Seguimos embarcados rumbo a Belén, en esta barca en la que Todos somos Parroquia, hemos puesto la brújula en dirección a Belén, le hemos pedido al Señor que coja el timón, para que nuestra vida no vaya a la deriva. Pidámosle al Señor, en el tercer domingo, que prenda la luz, que nos guía, ese farol que ilumina en medio de la oscuridad de la travesía.
Una luz que no anestesia, sino que nos despierta, nos anuncia un nuevo día, un horizonte nuevo. Es esa luz que tenemos que dejar que ilumine nuestra vida. Hasta lo más profundo para que todo quede iluminado por el amor de Dios. Y es en ese momento en que cada uno de nosotros descubrimos que en esa barca, tenemos que ser testigos de la luz de Dios, antorchas de Dios.
Sabiendo que no somos dueños de la misma, por consiguiente, nuestra misión es reflejarla, no poner un cristal opaco. Y, ¿cómo podemos ser antorcha de Dios?
He aquí la primera condición de la alegría cristiana: descentrarse de uno mismo y poner en el centro a Jesús. Jesús es efectivamente el centro. Siempre señalando al Señor. Como la Virgen, que siempre señala al Señor: “Haced lo que Él os diga”. El Señor siempre en el centro.

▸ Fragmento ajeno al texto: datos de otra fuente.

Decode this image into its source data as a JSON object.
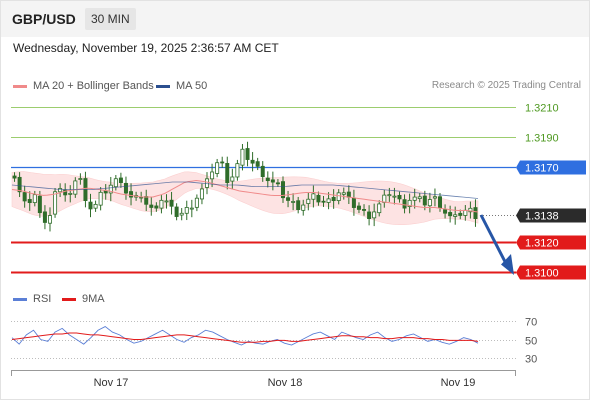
{
  "header": {
    "symbol": "GBP/USD",
    "timeframe": "30 MIN",
    "datetime": "Wednesday, November 19, 2025 2:36:57 AM CET",
    "copyright": "Research © 2025 Trading Central"
  },
  "legend": {
    "ma20_label": "MA 20 + Bollinger Bands",
    "ma50_label": "MA 50",
    "rsi_label": "RSI",
    "ma9_label": "9MA"
  },
  "colors": {
    "ma20": "#f08a8a",
    "ma50": "#2b4f8f",
    "resistance": "#9ccd6e",
    "pivot": "#2f6fe0",
    "support": "#e21b1b",
    "current": "#2b2b2b",
    "arrow": "#2756a6",
    "rsi": "#5b7fd6"
  },
  "chart_data": [
    {
      "type": "candlestick",
      "x_tick_labels": [
        "Nov 17",
        "Nov 18",
        "Nov 19"
      ],
      "ylim": [
        1.3095,
        1.3215
      ],
      "levels": [
        {
          "value": 1.321,
          "label": "1.3210",
          "kind": "resistance"
        },
        {
          "value": 1.319,
          "label": "1.3190",
          "kind": "resistance"
        },
        {
          "value": 1.317,
          "label": "1.3170",
          "kind": "pivot"
        },
        {
          "value": 1.3138,
          "label": "1.3138",
          "kind": "current"
        },
        {
          "value": 1.312,
          "label": "1.3120",
          "kind": "support"
        },
        {
          "value": 1.31,
          "label": "1.3100",
          "kind": "support"
        }
      ],
      "close_path": [
        1.3165,
        1.315,
        1.3142,
        1.3155,
        1.3128,
        1.314,
        1.316,
        1.3148,
        1.3155,
        1.3165,
        1.315,
        1.314,
        1.315,
        1.3155,
        1.316,
        1.3162,
        1.315,
        1.3148,
        1.3152,
        1.314,
        1.3145,
        1.315,
        1.3142,
        1.3138,
        1.314,
        1.3145,
        1.3152,
        1.3158,
        1.317,
        1.3175,
        1.3162,
        1.3165,
        1.318,
        1.3176,
        1.317,
        1.3166,
        1.316,
        1.3158,
        1.315,
        1.3146,
        1.3144,
        1.3146,
        1.315,
        1.3148,
        1.3146,
        1.315,
        1.3155,
        1.3148,
        1.3144,
        1.314,
        1.3138,
        1.3142,
        1.3148,
        1.3154,
        1.3148,
        1.3145,
        1.315,
        1.3148,
        1.3146,
        1.315,
        1.3145,
        1.3138,
        1.3135,
        1.314,
        1.3142,
        1.3138
      ],
      "ma20": [
        1.3155,
        1.3154,
        1.3152,
        1.3151,
        1.3152,
        1.3154,
        1.3155,
        1.3156,
        1.3155,
        1.3154,
        1.3152,
        1.3151,
        1.315,
        1.315,
        1.3152,
        1.3156,
        1.316,
        1.3161,
        1.316,
        1.3158,
        1.3156,
        1.3154,
        1.3153,
        1.3152,
        1.3151,
        1.3151,
        1.3152,
        1.3153,
        1.3153,
        1.3152,
        1.3151,
        1.315,
        1.3149,
        1.3148,
        1.3147,
        1.3146,
        1.3145,
        1.3144,
        1.3143,
        1.3143,
        1.3142,
        1.3141,
        1.3141,
        1.314
      ],
      "ma50": [
        1.3158,
        1.3157,
        1.3156,
        1.3155,
        1.3155,
        1.3155,
        1.3156,
        1.3157,
        1.3158,
        1.3159,
        1.316,
        1.316,
        1.3159,
        1.3158,
        1.3158,
        1.3157,
        1.3157,
        1.3157,
        1.3158,
        1.3158,
        1.3158,
        1.3157,
        1.3156,
        1.3155,
        1.3154,
        1.3153,
        1.3152,
        1.3151,
        1.315,
        1.3149
      ],
      "band_width": 0.0012
    },
    {
      "type": "line",
      "name": "RSI",
      "ylim": [
        25,
        75
      ],
      "y_tick_labels": [
        {
          "value": 70,
          "label": "70"
        },
        {
          "value": 50,
          "label": "50"
        },
        {
          "value": 30,
          "label": "30"
        }
      ],
      "rsi": [
        52,
        45,
        55,
        60,
        50,
        48,
        58,
        62,
        55,
        50,
        45,
        52,
        60,
        64,
        58,
        55,
        50,
        46,
        48,
        52,
        56,
        60,
        55,
        50,
        47,
        52,
        55,
        60,
        58,
        54,
        50,
        47,
        44,
        48,
        46,
        45,
        48,
        50,
        46,
        44,
        48,
        52,
        56,
        58,
        54,
        50,
        58,
        55,
        52,
        50,
        55,
        58,
        52,
        48,
        50,
        54,
        56,
        52,
        48,
        50,
        47,
        45,
        48,
        52,
        50,
        46
      ],
      "ma9": [
        50,
        51,
        52,
        53,
        54,
        55,
        56,
        56,
        57,
        57,
        56,
        55,
        55,
        54,
        53,
        52,
        51,
        50,
        50,
        51,
        52,
        53,
        54,
        55,
        55,
        54,
        53,
        52,
        51,
        50,
        49,
        48,
        47,
        47,
        47,
        48,
        48,
        49,
        49,
        48,
        48,
        49,
        50,
        51,
        52,
        53,
        54,
        54,
        53,
        53,
        52,
        52,
        51,
        51,
        52,
        52,
        52,
        51,
        51,
        50,
        50,
        49,
        49,
        49,
        49,
        48
      ]
    }
  ]
}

Desde ahí descubrimos la necesidad de la conversión. No podemos llegar a Belén de cualquier manera, en la barca protestando, enfadados. Sino con un corazón limpio. Si nos convertimos en esa luz de Dios, toda la Iglesia, toda la tripulación de esta barca, seremos una constelación que brilla en medio de la oscuridad y nos marca el rumbo a Belén, a la esperanza, a ese decir: “Tierra”.